Like previously mentioned, Accenture strategy only hires at top 10 MBA programs and has consistently offered one of the highest starting packages in the industry. Accenture's management consulting practice is separate from its IT practice and therefore there is very little commonality in terms of the type of people employed and work involved. As I understand it, Accenture management consulting is ~10% of the company whereas Accenture strategy is ~10% of management consulting so it is a very selective and elite group.

Having gone up against Accenture strategy and Booz in RFPs, I can confirm that charged ADRs (average daily rates) are similar for both. Of course, if this goes through, there will definitely be some integration pain points that Accenture management needs to think through carefully, but to dismiss Accenture as a volume play, one trick IT pony and comparing Accenture strategy to Booz as value vs. luxury is laughable.

Thank you. Was wondering why he was ignoring my post. Would SB if I had any. Also, yes, I did forget to mention that my 13K number (from when I was there a few years ago) was ALL of MC. Strategy is, like ConsultingMonkey04 says, a very, very small subset of that.

 
Pissingintowind:
ConsultingMonkey04:

@skydiving83, why don't you respond to Pissingintowind's post above instead of selectively choosing the ones that suit your bias the best? As someone at MBB with a decent number of b-school friends at Accenture strategy, I would argue that you don't actually know much about the Accenture's management consulting practice and certainly very little about Accenture's strategy practice.

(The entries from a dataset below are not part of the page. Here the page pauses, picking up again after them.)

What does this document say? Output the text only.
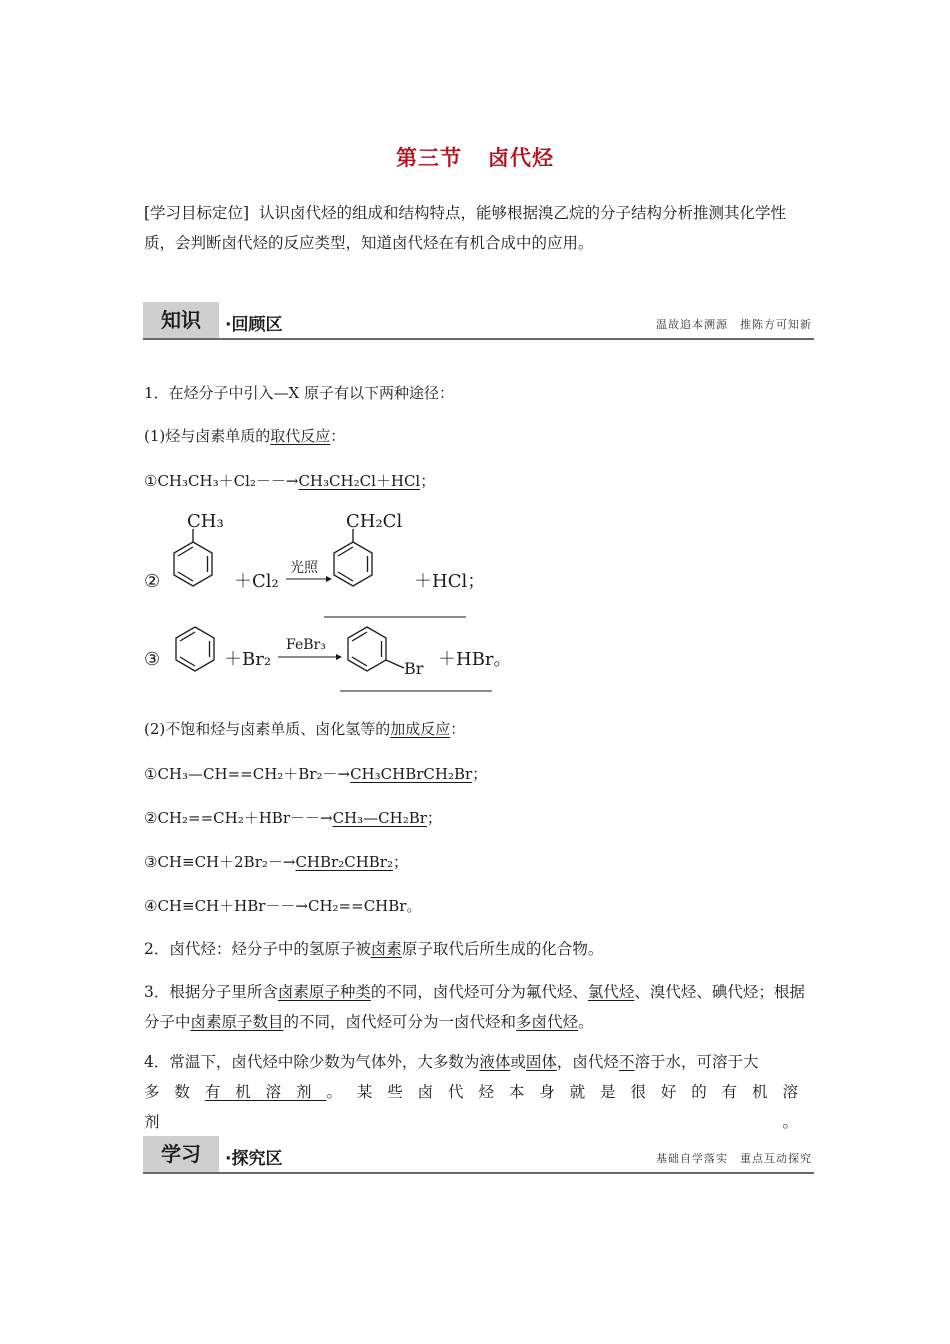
第三节 卤代烃
[学习目标定位] 认识卤代烃的组成和结构特点，能够根据溴乙烷的分子结构分析推测其化学性质，会判断卤代烃的反应类型，知道卤代烃在有机合成中的应用。
知识	·回顾区	温故追本溯源　推陈方可知新
1．在烃分子中引入—X 原子有以下两种途径：
(1)烃与卤素单质的取代反应：
①CH₃CH₃＋Cl₂－－→CH₃CH₂Cl＋HCl；
②
CH₃
＋Cl₂
光照
CH₂Cl
＋HCl；
③	＋Br₂
FeBr₃
Br ＋HBr。
(2)不饱和烃与卤素单质、卤化氢等的加成反应：
①CH₃—CH==CH₂＋Br₂－→CH₃CHBrCH₂Br；
②CH₂==CH₂＋HBr－－→CH₃—CH₂Br；
③CH≡CH＋2Br₂－→CHBr₂CHBr₂；
④CH≡CH＋HBr－－→CH₂==CHBr。
2．卤代烃：烃分子中的氢原子被卤素原子取代后所生成的化合物。
3．根据分子里所含卤素原子种类的不同，卤代烃可分为氟代烃、氯代烃、溴代烃、碘代烃；根据分子中卤素原子数目的不同，卤代烃可分为一卤代烃和多卤代烃。
4．常温下，卤代烃中除少数为气体外，大多数为液体或固体，卤代烃不溶于水，可溶于大
多数有机溶剂。某些卤代烃本身就是很好的有机溶剂。
学习	·探究区	基础自学落实　重点互动探究
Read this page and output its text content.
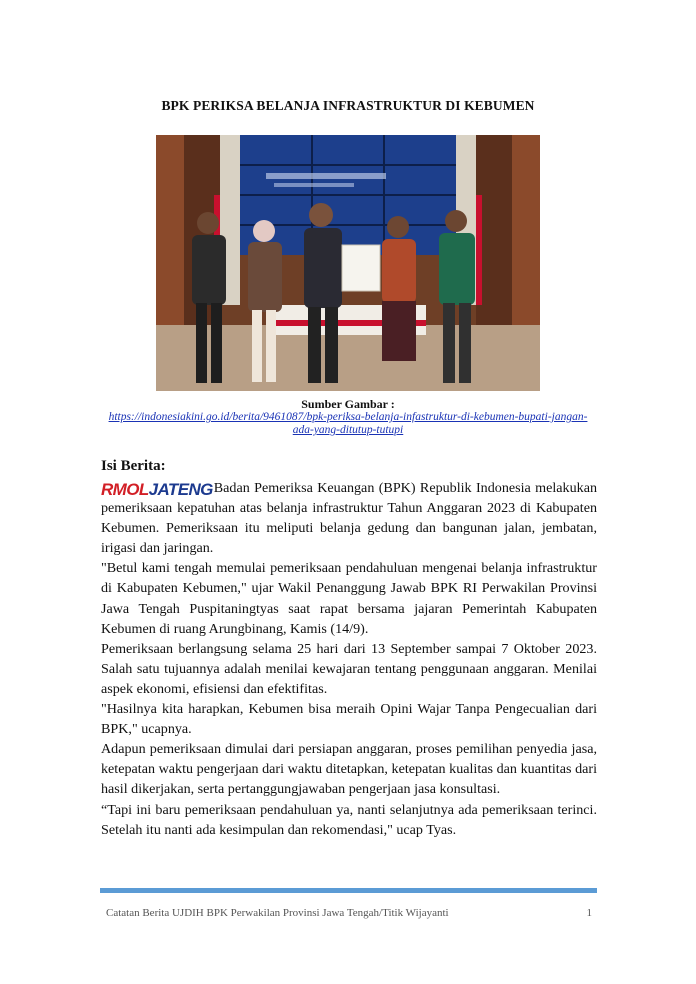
BPK PERIKSA BELANJA INFRASTRUKTUR DI KEBUMEN
Sumber Gambar :
https://indonesiakini.go.id/berita/9461087/bpk-periksa-belanja-infastruktur-di-kebumen-bupati-jangan-ada-yang-ditutup-tutupi
Isi Berita:

RMOLJATENGBadan Pemeriksa Keuangan (BPK) Republik Indonesia melakukan pemeriksaan kepatuhan atas belanja infrastruktur Tahun Anggaran 2023 di Kabupaten Kebumen. Pemeriksaan itu meliputi belanja gedung dan bangunan jalan, jembatan, irigasi dan jaringan.

"Betul kami tengah memulai pemeriksaan pendahuluan mengenai belanja infrastruktur di Kabupaten Kebumen," ujar Wakil Penanggung Jawab BPK RI Perwakilan Provinsi Jawa Tengah Puspitaningtyas saat rapat bersama jajaran Pemerintah Kabupaten Kebumen di ruang Arungbinang, Kamis (14/9).

Pemeriksaan berlangsung selama 25 hari dari 13 September sampai 7 Oktober 2023. Salah satu tujuannya adalah menilai kewajaran tentang penggunaan anggaran. Menilai aspek ekonomi, efisiensi dan efektifitas.

"Hasilnya kita harapkan, Kebumen bisa meraih Opini Wajar Tanpa Pengecualian dari BPK," ucapnya.

Adapun pemeriksaan dimulai dari persiapan anggaran, proses pemilihan penyedia jasa, ketepatan waktu pengerjaan dari waktu ditetapkan, ketepatan kualitas dan kuantitas dari hasil dikerjakan, serta pertanggungjawaban pengerjaan jasa konsultasi.

“Tapi ini baru pemeriksaan pendahuluan ya, nanti selanjutnya ada pemeriksaan terinci. Setelah itu nanti ada kesimpulan dan rekomendasi," ucap Tyas.

Catatan Berita UJDIH BPK Perwakilan Provinsi Jawa Tengah/Titik Wijayanti	1
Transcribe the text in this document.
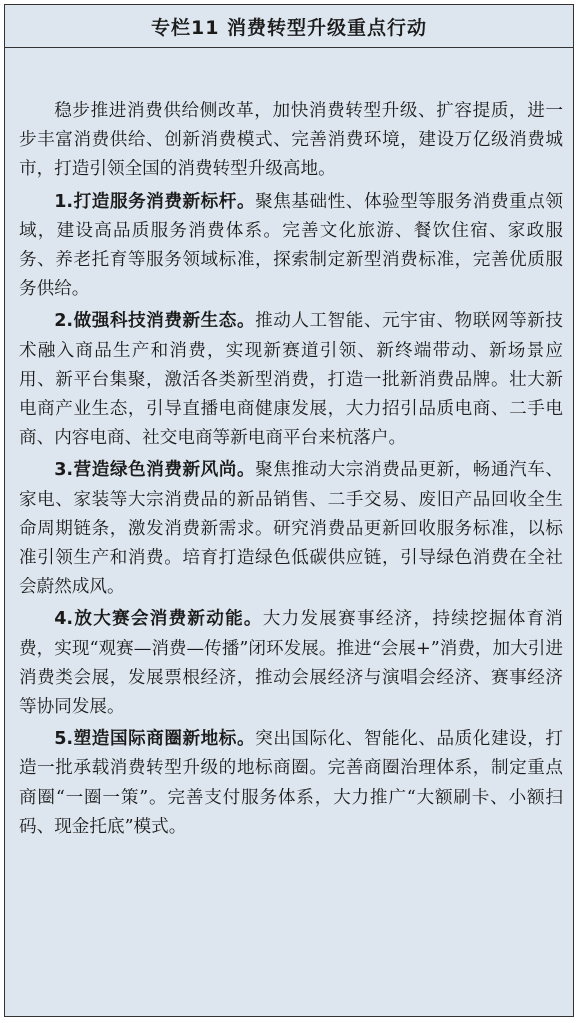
专栏11 消费转型升级重点行动

稳步推进消费供给侧改革，加快消费转型升级、扩容提质，进一步丰富消费供给、创新消费模式、完善消费环境，建设万亿级消费城市，打造引领全国的消费转型升级高地。

1.打造服务消费新标杆。聚焦基础性、体验型等服务消费重点领域，建设高品质服务消费体系。完善文化旅游、餐饮住宿、家政服务、养老托育等服务领域标准，探索制定新型消费标准，完善优质服务供给。

2.做强科技消费新生态。推动人工智能、元宇宙、物联网等新技术融入商品生产和消费，实现新赛道引领、新终端带动、新场景应用、新平台集聚，激活各类新型消费，打造一批新消费品牌。壮大新电商产业生态，引导直播电商健康发展，大力招引品质电商、二手电商、内容电商、社交电商等新电商平台来杭落户。

3.营造绿色消费新风尚。聚焦推动大宗消费品更新，畅通汽车、家电、家装等大宗消费品的新品销售、二手交易、废旧产品回收全生命周期链条，激发消费新需求。研究消费品更新回收服务标准，以标准引领生产和消费。培育打造绿色低碳供应链，引导绿色消费在全社会蔚然成风。

4.放大赛会消费新动能。大力发展赛事经济，持续挖掘体育消费，实现“观赛—消费—传播”闭环发展。推进“会展+”消费，加大引进消费类会展，发展票根经济，推动会展经济与演唱会经济、赛事经济等协同发展。

5.塑造国际商圈新地标。突出国际化、智能化、品质化建设，打造一批承载消费转型升级的地标商圈。完善商圈治理体系，制定重点商圈“一圈一策”。完善支付服务体系，大力推广“大额刷卡、小额扫码、现金托底”模式。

Like previously mentioned, Accenture strategy only hires at top 10 MBA programs and has consistently offered one of the highest starting packages in the industry. Accenture's management consulting practice is separate from its IT practice and therefore there is very little commonality in terms of the type of people employed and work involved. As I understand it, Accenture management consulting is ~10% of the company whereas Accenture strategy is ~10% of management consulting so it is a very selective and elite group.

Having gone up against Accenture strategy and Booz in RFPs, I can confirm that charged ADRs (average daily rates) are similar for both. Of course, if this goes through, there will definitely be some integration pain points that Accenture management needs to think through carefully, but to dismiss Accenture as a volume play, one trick IT pony and comparing Accenture strategy to Booz as value vs. luxury is laughable.

Thank you. Was wondering why he was ignoring my post. Would SB if I had any. Also, yes, I did forget to mention that my 13K number (from when I was there a few years ago) was ALL of MC. Strategy is, like ConsultingMonkey04 says, a very, very small subset of that.

Based on these threads and in my opinion, Accenture MC is indeed a highly respected and selective practice. But, as Pissingintothewind pointed out, it is a very small portion (~10%?) of Accenture.

So if we want to make a more reasonable comparison of the average revenue per "strategy" consultant in this context, we should slice out only the Accenture MC practice and calculate the average revenue of that portion of Accenture and compare it to that of Booz (which seem to be at a similar level according to the thread above).

But I think using this comparison would be a bit misguided from the broader perspective, because the merger (if it happens at all anyway) is between the entire Accenture and entire Booz, not just Accenture MC and Booz.

 

@solution04, disagree - because if the merger does happen, the integration point between the two firms will be at Accenture's strategy and perhaps at the management consulting level. Therefore, discussing the culture, pay, work, etc of Accenture's IT and outsourcing business is irrelevant to this conversation. Accenture is too massive and specialized to be painted with one broad stroke.